As long as she was out there somewhere, I had hope. But now, knowing she’s moved on and is happy with someone else…

I’m done.

The Uber drops me at Bianca’s complex, but I lack the energy to walk up the two flights of stairs to her place. I fall onto a bench out front that has no protection from the blisteringly hot sun that beats down on me. I can’t find it in me to care that I might be getting badly sunburned. What does that matter?

What does anything matter?

I have no idea how long I sit roasting on that bench before someone says my name. I pull myself out of the pits of despair and look up at Tara gazing down at me, brows knitted in confusion. She’s holding a brown bag, and her light blonde hair is up in a bun.

“What’re you doing here?”

“I, uh… I don’t have anywhere else to go.”

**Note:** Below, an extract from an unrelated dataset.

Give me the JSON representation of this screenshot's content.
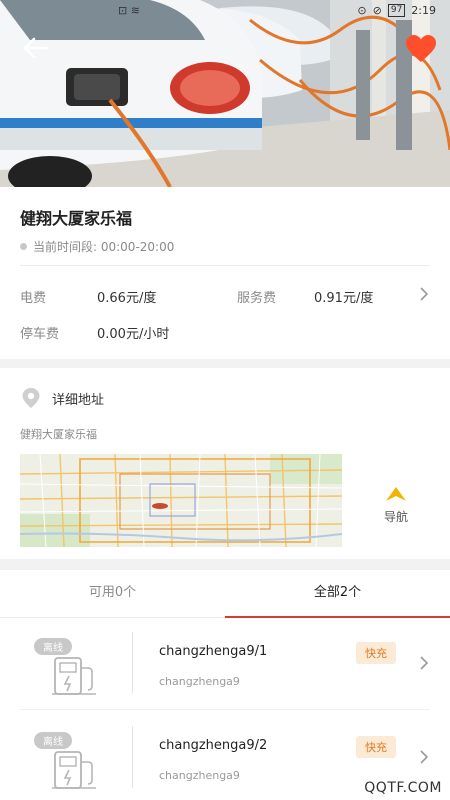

“Does Bianca know you’re here?”

“Yeah.”

“Do you want to come in?”

I don’t. Not really, but what else can I do? Broil in the sun until I have a third-degree sunburn to add to my litany of problems? “I guess so.”

She extends her free hand to help me up. “Come on.”

I take a good long look at her hand before I raise mine to take it, hoping I’m not replacing one set of problems with another by letting her, of all people, help me.